Things only got worse when the applicant turned down the job offer, stating she needed a full-time job with benefits. We were astounded. How had she not understood that this was a part-time job? We had described the hours needed, the hourly wage, the absence of benefits, the working conditions. Now we'd have to reverse course, forcing our client to wait longer for help to arrive. The process had failed.
In fact, the failure had begun with our first question. “Are you looking for a part-time job?” we asked. (Each applicant answered “yes.”) But this was the wrong question. The right one was, “Why do you want a part-time job?”
Despite the improving economy, the job market is still flooded with highly qualified unemployed and under-employed people. However, most of these folks want full-time positions. Who can blame them? A full-time job normally means more hours and therefore more money than part-time employment offers. Full-time positions are also more likely to offer health benefits, paid time off and other perquisites most applicants desire.

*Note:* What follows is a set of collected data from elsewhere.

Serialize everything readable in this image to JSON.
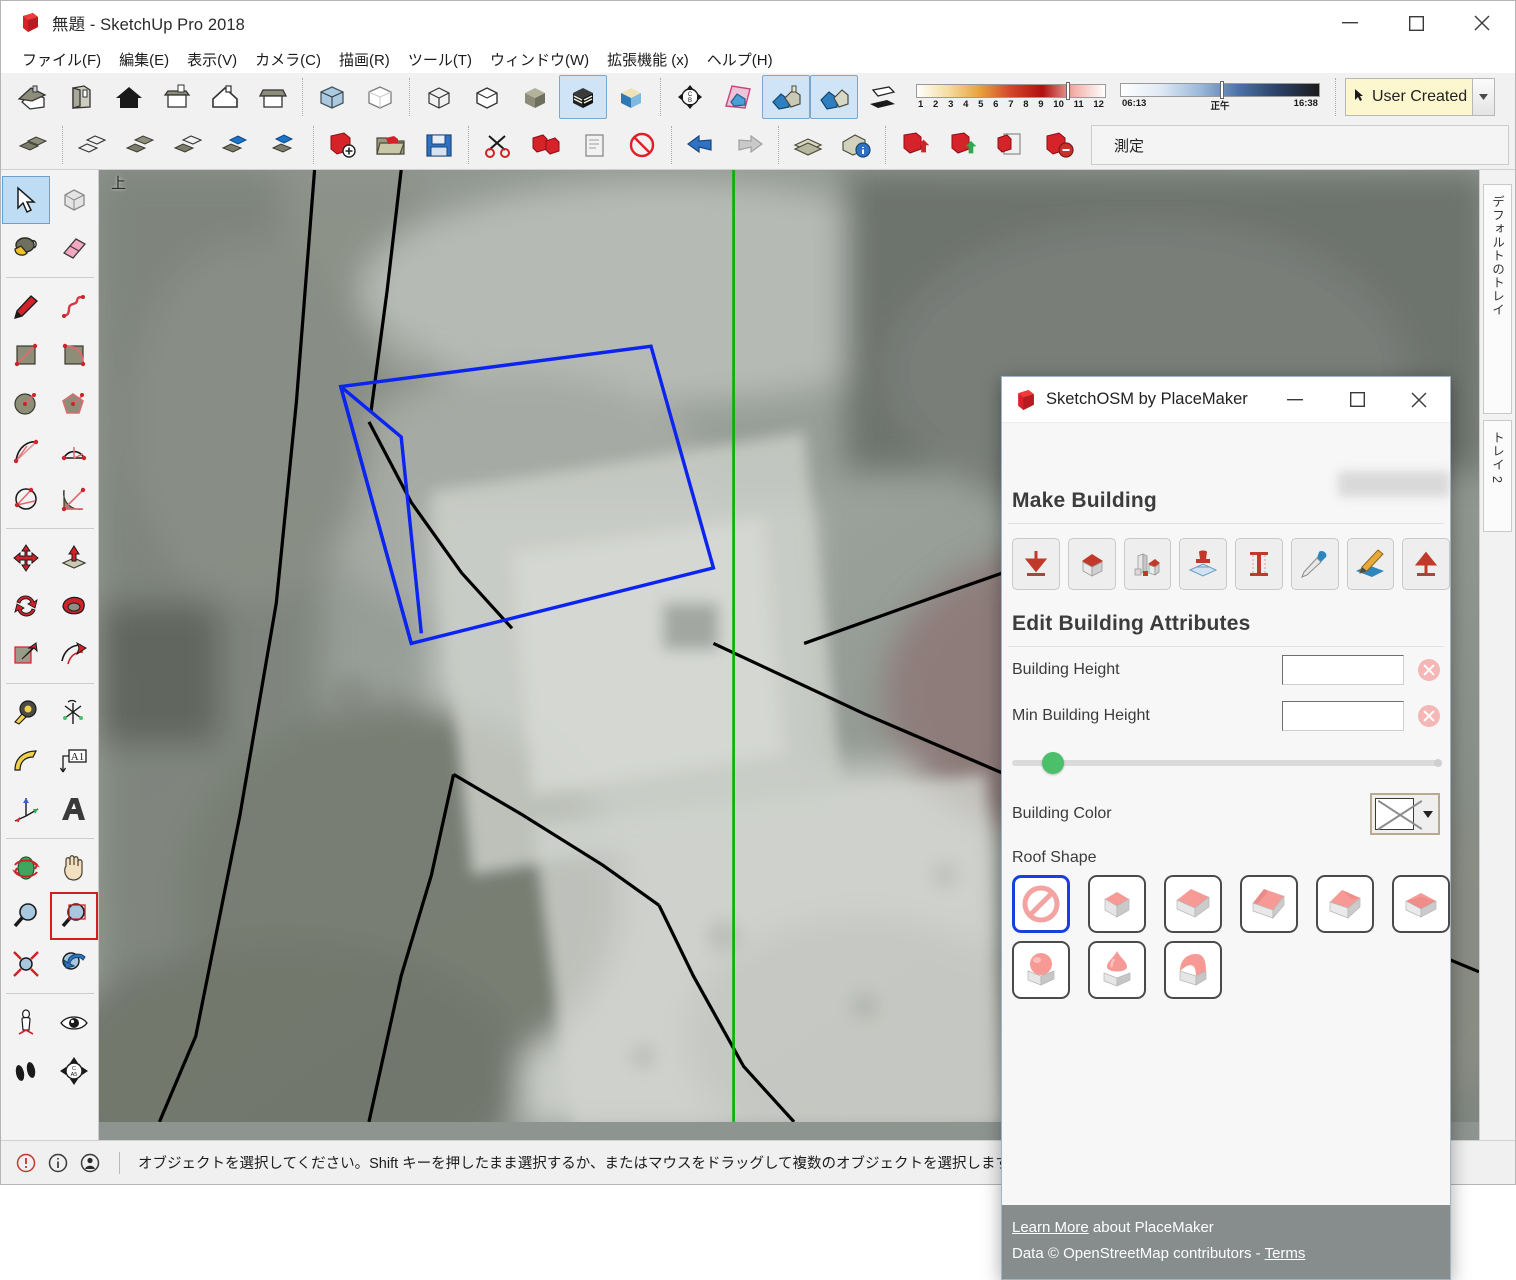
{
  "window": {
    "title": "無題 - SketchUp Pro 2018",
    "app_icon": "sketchup-logo-icon",
    "controls": {
      "minimize": "minimize-icon",
      "maximize": "maximize-icon",
      "close": "close-icon"
    }
  },
  "menubar": {
    "items": [
      {
        "label": "ファイル(F)",
        "name": "menu-file"
      },
      {
        "label": "編集(E)",
        "name": "menu-edit"
      },
      {
        "label": "表示(V)",
        "name": "menu-view"
      },
      {
        "label": "カメラ(C)",
        "name": "menu-camera"
      },
      {
        "label": "描画(R)",
        "name": "menu-draw"
      },
      {
        "label": "ツール(T)",
        "name": "menu-tools"
      },
      {
        "label": "ウィンドウ(W)",
        "name": "menu-window"
      },
      {
        "label": "拡張機能 (x)",
        "name": "menu-extensions"
      },
      {
        "label": "ヘルプ(H)",
        "name": "menu-help"
      }
    ]
  },
  "toolbar_row1": {
    "views": [
      "iso-view-icon",
      "top-view-icon",
      "front-view-icon",
      "right-view-icon",
      "back-view-icon",
      "left-view-icon"
    ],
    "styles": [
      "xray-style-icon",
      "back-edges-style-icon",
      "wireframe-style-icon",
      "hidden-line-style-icon",
      "shaded-style-icon",
      "shaded-with-textures-icon",
      "monochrome-style-icon"
    ],
    "shaded_with_textures_active": true,
    "location": [
      "position-camera-icon",
      "add-location-icon",
      "toggle-terrain-icon",
      "show-model-icon",
      "shadows-icon"
    ],
    "shadow_month": {
      "min": "1",
      "max": "12",
      "ticks": [
        "1",
        "2",
        "3",
        "4",
        "5",
        "6",
        "7",
        "8",
        "9",
        "10",
        "11",
        "12"
      ]
    },
    "shadow_time": {
      "start": "06:13",
      "noon": "正午",
      "end": "16:38"
    },
    "layer_combo": {
      "value": "User Created",
      "icon": "cursor-icon",
      "caret": "chevron-down-icon"
    }
  },
  "toolbar_row2": {
    "groups": [
      [
        "select-component-icon"
      ],
      [
        "wireframe-component-icon",
        "shaded-component-icon",
        "hidden-component-icon",
        "blue-component-icon",
        "blue-component-2-icon"
      ],
      [
        "add-model-icon",
        "open-folder-icon",
        "save-floppy-icon"
      ],
      [
        "scissors-icon",
        "split-icon",
        "document-icon",
        "cancel-icon"
      ],
      [
        "undo-arrow-icon",
        "redo-arrow-icon"
      ],
      [
        "layers-icon",
        "info-icon"
      ],
      [
        "export-icon",
        "import-icon",
        "report-icon",
        "purge-icon"
      ]
    ],
    "measurement": {
      "label": "測定",
      "value": ""
    }
  },
  "tool_palette": {
    "groups": [
      [
        {
          "name": "select-tool",
          "icon": "arrow-cursor-icon",
          "active": true
        },
        {
          "name": "make-component-tool",
          "icon": "component-box-icon",
          "active": false
        },
        {
          "name": "paint-bucket-tool",
          "icon": "paint-bucket-icon",
          "active": false
        },
        {
          "name": "eraser-tool",
          "icon": "eraser-icon",
          "active": false
        }
      ],
      [
        {
          "name": "line-tool",
          "icon": "pencil-icon",
          "active": false
        },
        {
          "name": "freehand-tool",
          "icon": "freehand-squiggle-icon",
          "active": false
        },
        {
          "name": "rectangle-tool",
          "icon": "rectangle-icon",
          "active": false
        },
        {
          "name": "rotated-rectangle-tool",
          "icon": "rotated-rectangle-icon",
          "active": false
        },
        {
          "name": "circle-tool",
          "icon": "circle-icon",
          "active": false
        },
        {
          "name": "polygon-tool",
          "icon": "polygon-icon",
          "active": false
        },
        {
          "name": "arc-tool",
          "icon": "arc-icon",
          "active": false
        },
        {
          "name": "two-point-arc-tool",
          "icon": "two-point-arc-icon",
          "active": false
        },
        {
          "name": "three-point-arc-tool",
          "icon": "three-point-arc-icon",
          "active": false
        },
        {
          "name": "pie-tool",
          "icon": "pie-icon",
          "active": false
        }
      ],
      [
        {
          "name": "move-tool",
          "icon": "move-arrows-icon",
          "active": false
        },
        {
          "name": "push-pull-tool",
          "icon": "push-pull-icon",
          "active": false
        },
        {
          "name": "rotate-tool",
          "icon": "rotate-icon",
          "active": false
        },
        {
          "name": "follow-me-tool",
          "icon": "follow-me-icon",
          "active": false
        },
        {
          "name": "scale-tool",
          "icon": "scale-icon",
          "active": false
        },
        {
          "name": "offset-tool",
          "icon": "offset-icon",
          "active": false
        }
      ],
      [
        {
          "name": "tape-measure-tool",
          "icon": "tape-measure-icon",
          "active": false
        },
        {
          "name": "protractor-axes-tool",
          "icon": "axes-protractor-icon",
          "active": false
        },
        {
          "name": "dimension-tool",
          "icon": "protractor-icon",
          "active": false
        },
        {
          "name": "text-tool",
          "icon": "text-label-icon",
          "active": false
        },
        {
          "name": "axes-tool",
          "icon": "axes-icon",
          "active": false
        },
        {
          "name": "3d-text-tool",
          "icon": "3d-text-icon",
          "active": false
        }
      ],
      [
        {
          "name": "orbit-tool",
          "icon": "orbit-icon",
          "active": false
        },
        {
          "name": "pan-tool",
          "icon": "hand-pan-icon",
          "active": false
        },
        {
          "name": "zoom-tool",
          "icon": "magnifier-icon",
          "active": false
        },
        {
          "name": "zoom-window-tool",
          "icon": "zoom-window-icon",
          "active": false,
          "framed": true
        },
        {
          "name": "zoom-extents-tool",
          "icon": "zoom-extents-icon",
          "active": false
        },
        {
          "name": "previous-view-tool",
          "icon": "previous-view-icon",
          "active": false
        }
      ],
      [
        {
          "name": "position-camera-tool",
          "icon": "person-camera-icon",
          "active": false
        },
        {
          "name": "look-around-tool",
          "icon": "eye-icon",
          "active": false
        },
        {
          "name": "walk-tool",
          "icon": "footprints-icon",
          "active": false
        },
        {
          "name": "section-plane-tool",
          "icon": "section-plane-icon",
          "active": false
        }
      ]
    ]
  },
  "viewport": {
    "view_label": "上",
    "axis_color": "#00b200",
    "selection_color": "#0b24f0"
  },
  "trays": [
    {
      "label": "デフォルトのトレイ",
      "name": "tray-tab-default"
    },
    {
      "label": "トレイ 2",
      "name": "tray-tab-2"
    }
  ],
  "statusbar": {
    "icons": [
      "warning-icon",
      "info-icon",
      "person-icon"
    ],
    "message": "オブジェクトを選択してください。Shift キーを押したまま選択するか、またはマウスをドラッグして複数のオブジェクトを選択します。"
  },
  "osm_dialog": {
    "title": "SketchOSM by PlaceMaker",
    "icon": "sketchup-logo-icon",
    "controls": {
      "minimize": "minimize-icon",
      "maximize": "maximize-icon",
      "close": "close-icon"
    },
    "make_building": {
      "heading": "Make Building",
      "tools": [
        {
          "name": "make-building-down-arrow-tool",
          "icon": "down-arrow-icon"
        },
        {
          "name": "make-building-house-tool",
          "icon": "house-icon"
        },
        {
          "name": "make-building-multi-tool",
          "icon": "multi-building-icon"
        },
        {
          "name": "make-building-stamp-tool",
          "icon": "stamp-icon"
        },
        {
          "name": "make-building-height-tool",
          "icon": "height-gauge-icon"
        },
        {
          "name": "make-building-eyedropper-tool",
          "icon": "eyedropper-icon"
        },
        {
          "name": "make-building-edit-tool",
          "icon": "pencil-edit-icon"
        },
        {
          "name": "make-building-up-arrow-tool",
          "icon": "up-arrow-icon"
        }
      ]
    },
    "edit_attributes": {
      "heading": "Edit Building Attributes",
      "building_height": {
        "label": "Building Height",
        "value": "",
        "placeholder": "",
        "clear": "clear-icon"
      },
      "min_building_height": {
        "label": "Min Building Height",
        "value": "",
        "placeholder": "",
        "clear": "clear-icon"
      },
      "slider": {
        "value": 2,
        "min": 0,
        "max": 100,
        "handle_color": "#4cbf6a"
      },
      "building_color": {
        "label": "Building Color",
        "swatch": "none-swatch-icon",
        "caret": "chevron-down-icon"
      },
      "roof_shape": {
        "label": "Roof Shape",
        "options": [
          {
            "name": "roof-shape-none",
            "icon": "no-roof-icon",
            "selected": true
          },
          {
            "name": "roof-shape-flat",
            "icon": "flat-roof-icon",
            "selected": false
          },
          {
            "name": "roof-shape-skillion",
            "icon": "skillion-roof-icon",
            "selected": false
          },
          {
            "name": "roof-shape-gabled",
            "icon": "gabled-roof-icon",
            "selected": false
          },
          {
            "name": "roof-shape-hipped",
            "icon": "hipped-roof-icon",
            "selected": false
          },
          {
            "name": "roof-shape-pyramidal",
            "icon": "pyramidal-roof-icon",
            "selected": false
          },
          {
            "name": "roof-shape-dome",
            "icon": "dome-roof-icon",
            "selected": false
          },
          {
            "name": "roof-shape-onion",
            "icon": "onion-roof-icon",
            "selected": false
          },
          {
            "name": "roof-shape-round",
            "icon": "round-roof-icon",
            "selected": false
          }
        ]
      }
    },
    "footer": {
      "learn_more": "Learn More",
      "learn_more_suffix": " about PlaceMaker",
      "data_prefix": "Data © OpenStreetMap contributors - ",
      "terms": "Terms"
    }
  }
}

Still, some of these job seekers will take a part-time position as a stopgap while they continue look for a full-time position. If they have exhausted unemployment and other benefits, part-time work may be their best or only option. And, while we understand this motivation to apply for and accept part-time jobs, these desires won’t mesh with the employer's.

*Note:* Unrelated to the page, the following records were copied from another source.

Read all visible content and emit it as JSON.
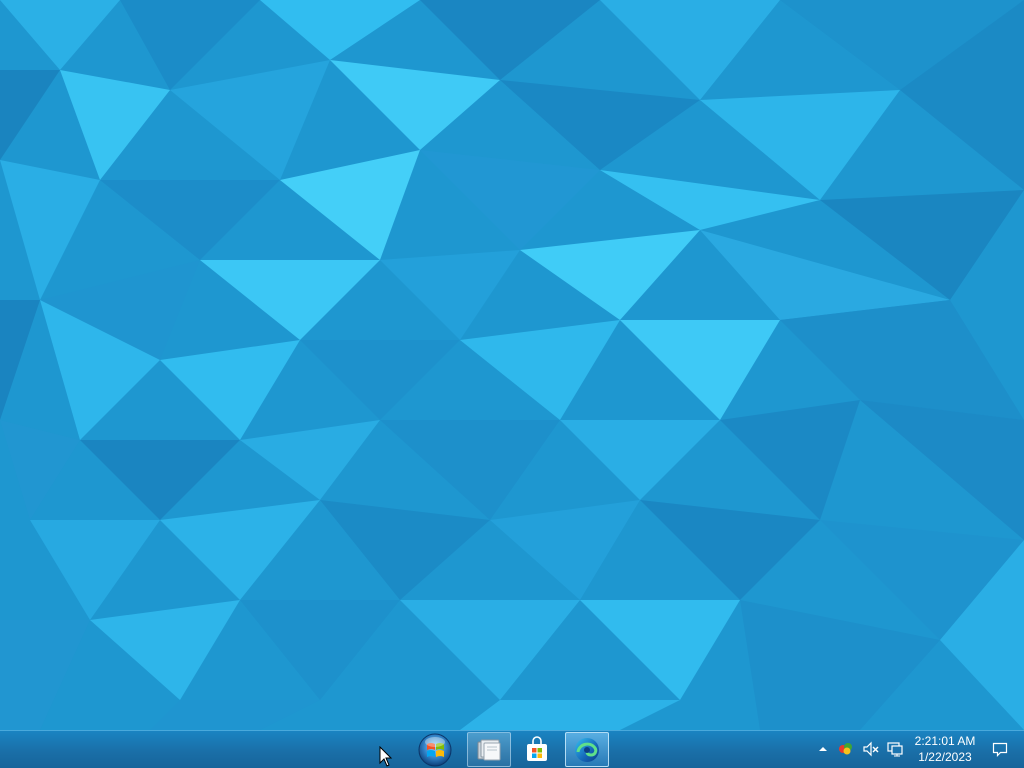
{
  "desktop": {
    "wallpaper": "blue-low-poly-triangles",
    "colors": {
      "base": "#1e97d0",
      "light": "#3cc2f2",
      "dark": "#1577b0",
      "mid": "#22a6de"
    }
  },
  "taskbar": {
    "colors": {
      "background": "#1a74b0",
      "border": "#49a9dc"
    },
    "pinned": [
      {
        "name": "start-button",
        "icon": "windows-orb-icon"
      },
      {
        "name": "file-explorer-button",
        "icon": "folder-icon"
      },
      {
        "name": "microsoft-store-button",
        "icon": "store-bag-icon"
      },
      {
        "name": "edge-button",
        "icon": "edge-icon",
        "active": true
      }
    ],
    "tray": {
      "icons": [
        "chevron-up-icon",
        "color-balls-icon",
        "speaker-muted-icon",
        "network-icon",
        "notification-icon"
      ],
      "time": "2:21:01 AM",
      "date": "1/22/2023"
    }
  }
}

Meanwhile, there are legitimate reasons for preferring part-time work. We have found successful hires in retirees who want to work only a few extra hours to supplement retirement income, or pursue special interests, such as travel and hobbies. In these cases, the flexibility that often accompanies part-time work can actually be a bonus.

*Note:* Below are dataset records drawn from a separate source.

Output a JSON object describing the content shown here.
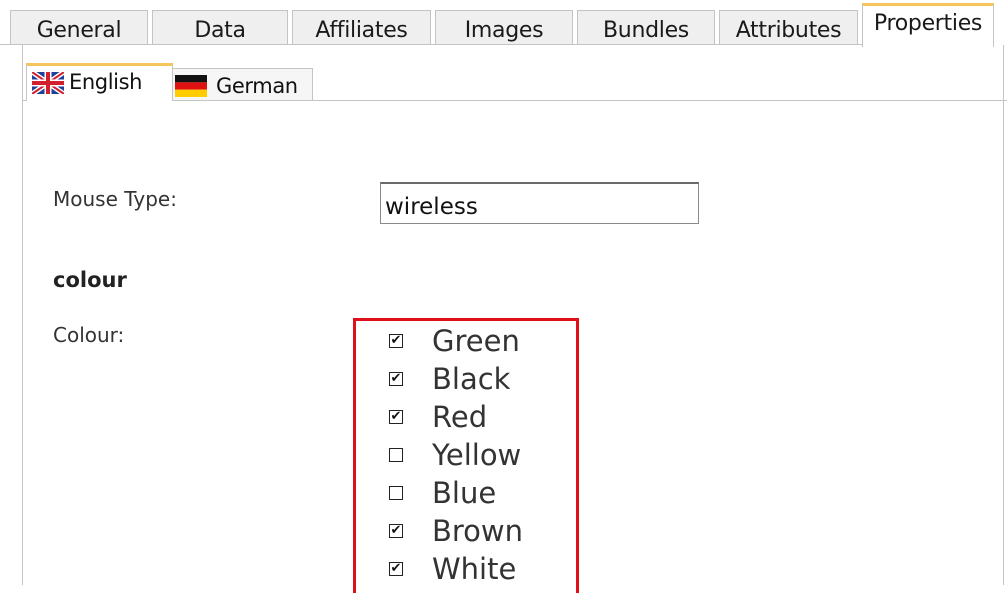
{
  "tabs": [
    {
      "label": "General",
      "active": false
    },
    {
      "label": "Data",
      "active": false
    },
    {
      "label": "Affiliates",
      "active": false
    },
    {
      "label": "Images",
      "active": false
    },
    {
      "label": "Bundles",
      "active": false
    },
    {
      "label": "Attributes",
      "active": false
    },
    {
      "label": "Properties",
      "active": true
    }
  ],
  "language_tabs": [
    {
      "label": "English",
      "flag": "uk-flag-icon",
      "active": true
    },
    {
      "label": "German",
      "flag": "germany-flag-icon",
      "active": false
    }
  ],
  "form": {
    "mouse_type_label": "Mouse Type:",
    "mouse_type_value": "wireless",
    "section_heading": "colour",
    "colour_label": "Colour:",
    "colours": [
      {
        "label": "Green",
        "checked": true
      },
      {
        "label": "Black",
        "checked": true
      },
      {
        "label": "Red",
        "checked": true
      },
      {
        "label": "Yellow",
        "checked": false
      },
      {
        "label": "Blue",
        "checked": false
      },
      {
        "label": "Brown",
        "checked": true
      },
      {
        "label": "White",
        "checked": true
      }
    ]
  },
  "colors": {
    "active_tab_accent": "#f5c45a",
    "highlight_border": "#e0101a",
    "tab_bg": "#efefef"
  }
}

Then there are those workers who have other obligations (children, aging parents or other needs), who view working 40 or more hours each week as unattractive or impossible. Some just want to “keep their hand in the game” but don’t need the money. Still others desire the companionship and camaraderie that work colleagues can offer.
Whatever the reason, the most important point is that the applicant be able to provide a legitimate and long-term reason for preferring part-time work.
So, if you're the employer looking for part-time labor, make sure that your first question is, “Why do you want a part-time position?” We learned the hard way that if you don’t get the right answer to this question, none of the others will matter.